As Watts told a crowd of more than 100 dignitaries and onlookers, he portrayed Floyd “relaxing and chilling on a bench.”
Floyd was a large man and the statue reflects that. Floyd is positioned on one end of the bench, allowing room for people to sit next to him and to be photographed. Many did just that when the ceremonies ended.
Mayor Ras Baraka called the statue a “gift” to the city of Newark. It may not be a permanent feature of the City Hall landscape, but Baraka said it should be there for at least a year.
Floyd, of course, gained instant notoriety after he was killed in May, 2020 by a police officer in Minneapolis. One officer, Derek Chauvin, who was recorded on video kneeling on Floyd’s neck, has been convicted and is awaiting sentencing. Floyd’s death sparked marches, protests and at times disturbances nationwide throughout last summer.

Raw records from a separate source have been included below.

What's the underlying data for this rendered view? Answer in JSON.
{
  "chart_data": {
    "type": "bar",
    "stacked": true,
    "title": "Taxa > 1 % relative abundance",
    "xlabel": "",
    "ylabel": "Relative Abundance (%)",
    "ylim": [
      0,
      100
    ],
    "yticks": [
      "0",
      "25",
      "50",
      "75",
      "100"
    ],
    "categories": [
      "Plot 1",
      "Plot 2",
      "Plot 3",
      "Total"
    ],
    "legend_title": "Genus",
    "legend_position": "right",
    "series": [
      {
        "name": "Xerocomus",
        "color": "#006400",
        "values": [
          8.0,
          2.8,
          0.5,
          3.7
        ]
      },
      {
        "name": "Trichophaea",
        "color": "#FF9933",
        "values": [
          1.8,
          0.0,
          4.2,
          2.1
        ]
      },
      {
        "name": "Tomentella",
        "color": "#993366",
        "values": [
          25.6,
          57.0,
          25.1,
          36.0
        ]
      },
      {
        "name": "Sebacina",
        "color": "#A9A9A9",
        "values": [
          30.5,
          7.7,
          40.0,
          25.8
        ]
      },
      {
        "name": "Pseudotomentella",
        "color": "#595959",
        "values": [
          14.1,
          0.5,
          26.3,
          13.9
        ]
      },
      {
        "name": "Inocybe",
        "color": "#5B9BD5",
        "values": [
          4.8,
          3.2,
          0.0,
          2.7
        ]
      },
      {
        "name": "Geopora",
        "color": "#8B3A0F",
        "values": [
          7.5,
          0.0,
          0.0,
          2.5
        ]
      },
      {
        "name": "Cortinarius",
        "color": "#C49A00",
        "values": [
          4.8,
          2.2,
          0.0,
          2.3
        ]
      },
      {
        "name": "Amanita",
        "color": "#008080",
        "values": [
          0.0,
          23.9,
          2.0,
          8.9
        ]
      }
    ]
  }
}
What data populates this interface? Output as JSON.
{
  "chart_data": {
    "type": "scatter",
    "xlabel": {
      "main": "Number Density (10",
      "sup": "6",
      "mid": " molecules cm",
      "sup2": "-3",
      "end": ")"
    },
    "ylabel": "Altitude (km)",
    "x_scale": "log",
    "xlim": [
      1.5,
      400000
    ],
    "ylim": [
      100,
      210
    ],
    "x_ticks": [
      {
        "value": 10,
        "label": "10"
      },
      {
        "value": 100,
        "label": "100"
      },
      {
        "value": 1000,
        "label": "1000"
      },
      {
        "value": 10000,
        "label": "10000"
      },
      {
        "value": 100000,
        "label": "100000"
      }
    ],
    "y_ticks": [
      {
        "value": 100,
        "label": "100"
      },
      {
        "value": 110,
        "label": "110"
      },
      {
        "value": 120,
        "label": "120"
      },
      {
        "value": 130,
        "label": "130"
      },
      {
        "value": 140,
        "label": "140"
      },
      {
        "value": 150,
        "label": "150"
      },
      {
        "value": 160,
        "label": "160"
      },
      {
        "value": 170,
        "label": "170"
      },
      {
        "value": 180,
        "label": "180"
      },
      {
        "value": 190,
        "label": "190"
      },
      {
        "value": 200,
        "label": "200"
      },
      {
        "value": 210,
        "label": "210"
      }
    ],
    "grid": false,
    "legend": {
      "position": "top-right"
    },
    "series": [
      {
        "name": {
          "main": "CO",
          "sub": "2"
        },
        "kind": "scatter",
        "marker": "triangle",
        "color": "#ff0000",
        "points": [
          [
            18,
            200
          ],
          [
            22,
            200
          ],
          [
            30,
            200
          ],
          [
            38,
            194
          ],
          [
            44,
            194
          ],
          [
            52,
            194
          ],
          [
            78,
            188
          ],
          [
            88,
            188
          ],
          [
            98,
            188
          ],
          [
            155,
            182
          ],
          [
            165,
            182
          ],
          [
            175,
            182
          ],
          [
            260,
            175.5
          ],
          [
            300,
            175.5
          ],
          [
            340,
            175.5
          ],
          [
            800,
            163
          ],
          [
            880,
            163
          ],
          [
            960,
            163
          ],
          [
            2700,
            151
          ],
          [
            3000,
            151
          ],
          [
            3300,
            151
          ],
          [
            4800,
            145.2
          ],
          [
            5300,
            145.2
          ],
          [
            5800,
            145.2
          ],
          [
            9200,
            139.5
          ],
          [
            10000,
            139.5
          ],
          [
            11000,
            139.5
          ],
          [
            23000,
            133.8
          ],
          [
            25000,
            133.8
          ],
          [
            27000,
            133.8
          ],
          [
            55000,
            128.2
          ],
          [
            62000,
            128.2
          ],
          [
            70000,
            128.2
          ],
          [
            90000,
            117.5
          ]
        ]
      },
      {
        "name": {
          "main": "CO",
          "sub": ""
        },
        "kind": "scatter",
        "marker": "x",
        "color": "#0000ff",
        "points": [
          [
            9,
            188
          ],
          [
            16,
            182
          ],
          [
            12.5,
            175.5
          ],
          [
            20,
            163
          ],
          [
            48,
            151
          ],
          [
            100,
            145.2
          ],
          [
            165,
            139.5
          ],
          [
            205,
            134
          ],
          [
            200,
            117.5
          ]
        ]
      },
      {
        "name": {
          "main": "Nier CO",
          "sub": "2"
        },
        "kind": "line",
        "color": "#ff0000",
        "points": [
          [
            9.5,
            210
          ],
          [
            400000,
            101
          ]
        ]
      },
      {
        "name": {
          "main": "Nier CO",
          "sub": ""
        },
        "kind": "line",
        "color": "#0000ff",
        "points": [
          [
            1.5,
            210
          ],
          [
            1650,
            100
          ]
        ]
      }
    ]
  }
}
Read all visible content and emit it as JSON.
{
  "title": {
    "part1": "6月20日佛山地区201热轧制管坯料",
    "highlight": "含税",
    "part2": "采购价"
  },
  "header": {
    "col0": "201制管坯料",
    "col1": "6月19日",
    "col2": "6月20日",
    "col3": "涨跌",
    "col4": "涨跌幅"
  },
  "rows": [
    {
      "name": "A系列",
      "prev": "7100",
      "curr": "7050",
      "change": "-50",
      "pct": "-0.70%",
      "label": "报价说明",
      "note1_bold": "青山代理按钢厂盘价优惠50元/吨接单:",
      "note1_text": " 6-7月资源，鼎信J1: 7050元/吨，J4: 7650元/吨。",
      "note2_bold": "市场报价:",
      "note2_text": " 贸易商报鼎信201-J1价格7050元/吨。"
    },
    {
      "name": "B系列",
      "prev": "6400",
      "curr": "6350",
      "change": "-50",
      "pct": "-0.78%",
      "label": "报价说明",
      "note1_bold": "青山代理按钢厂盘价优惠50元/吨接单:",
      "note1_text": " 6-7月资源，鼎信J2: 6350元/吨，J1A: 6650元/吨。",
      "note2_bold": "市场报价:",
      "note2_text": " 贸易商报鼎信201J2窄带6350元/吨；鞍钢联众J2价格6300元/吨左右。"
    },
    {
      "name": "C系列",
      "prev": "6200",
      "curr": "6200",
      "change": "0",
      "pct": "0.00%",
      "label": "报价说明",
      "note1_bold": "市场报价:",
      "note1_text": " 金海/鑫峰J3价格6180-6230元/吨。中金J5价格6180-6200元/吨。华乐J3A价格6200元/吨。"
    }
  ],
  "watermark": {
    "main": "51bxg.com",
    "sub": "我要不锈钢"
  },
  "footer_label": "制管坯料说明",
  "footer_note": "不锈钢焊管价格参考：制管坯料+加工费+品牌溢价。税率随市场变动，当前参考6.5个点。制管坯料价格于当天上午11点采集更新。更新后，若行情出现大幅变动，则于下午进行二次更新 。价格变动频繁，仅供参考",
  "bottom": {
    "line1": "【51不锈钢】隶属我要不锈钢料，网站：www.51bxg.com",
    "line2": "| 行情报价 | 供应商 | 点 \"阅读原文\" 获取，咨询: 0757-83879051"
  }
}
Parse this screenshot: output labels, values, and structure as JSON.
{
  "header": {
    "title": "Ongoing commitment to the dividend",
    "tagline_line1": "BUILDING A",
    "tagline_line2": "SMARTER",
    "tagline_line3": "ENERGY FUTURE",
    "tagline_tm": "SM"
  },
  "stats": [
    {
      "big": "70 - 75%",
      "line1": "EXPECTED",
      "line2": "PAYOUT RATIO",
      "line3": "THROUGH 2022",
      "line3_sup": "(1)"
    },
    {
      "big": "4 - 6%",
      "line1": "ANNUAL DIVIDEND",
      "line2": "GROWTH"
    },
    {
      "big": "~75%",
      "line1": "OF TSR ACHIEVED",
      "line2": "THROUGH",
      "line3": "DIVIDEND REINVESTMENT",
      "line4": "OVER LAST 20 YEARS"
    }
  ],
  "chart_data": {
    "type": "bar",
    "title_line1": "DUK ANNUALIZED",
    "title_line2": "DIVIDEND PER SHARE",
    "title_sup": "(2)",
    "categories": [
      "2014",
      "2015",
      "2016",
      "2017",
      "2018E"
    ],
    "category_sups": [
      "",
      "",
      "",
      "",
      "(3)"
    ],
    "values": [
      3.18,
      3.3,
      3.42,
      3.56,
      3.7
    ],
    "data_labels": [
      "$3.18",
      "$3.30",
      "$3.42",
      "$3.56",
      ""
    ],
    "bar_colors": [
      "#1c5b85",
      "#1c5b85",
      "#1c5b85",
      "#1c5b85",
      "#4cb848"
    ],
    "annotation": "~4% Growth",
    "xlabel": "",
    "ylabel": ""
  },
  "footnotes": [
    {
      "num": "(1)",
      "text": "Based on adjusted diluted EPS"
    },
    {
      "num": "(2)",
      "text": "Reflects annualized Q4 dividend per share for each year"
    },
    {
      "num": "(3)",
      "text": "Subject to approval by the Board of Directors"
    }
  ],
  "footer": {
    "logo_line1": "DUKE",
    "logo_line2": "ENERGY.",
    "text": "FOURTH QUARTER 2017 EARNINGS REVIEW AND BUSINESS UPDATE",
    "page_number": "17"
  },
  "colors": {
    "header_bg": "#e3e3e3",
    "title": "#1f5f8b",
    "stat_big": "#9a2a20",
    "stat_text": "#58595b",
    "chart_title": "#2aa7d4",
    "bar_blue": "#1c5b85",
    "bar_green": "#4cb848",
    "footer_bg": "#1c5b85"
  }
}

Baraka acknowledged that over the years there have been many other victims of police misconduct in Newark and New Jersey.
But he said he thinks Floyd’s death will be different. The mayor remarked how the lynching of 14-year-old Emmett Till in Mississippi in 1955 sparked the civil rights movement of the late 1950s and early 1960s.
Baraka said there are signs Floyd’s death is doing the same some 60 years later.
It’s true that legislation has passed in some locales to ban chokeholds. The House also passed a police reform bill, but it has stalled in the Senate.
Leon Pickney, a filmmaker instrumental in getting the Floyd statue created, said he was encouraged that last year’s protests included a racially diverse group of people.
Baraka called for the state Legislature to support a bill that would allow Newark and other municipalities to create civilian boards to review police action.
Larry Hamm, another speaker and a long-time civil rights activist, wasn’t all that optimistic, saying people have been fighting for civilian review of police for about 60 years.
But he summed up the day’s events this way:
“The fight for George Floyd is not over.”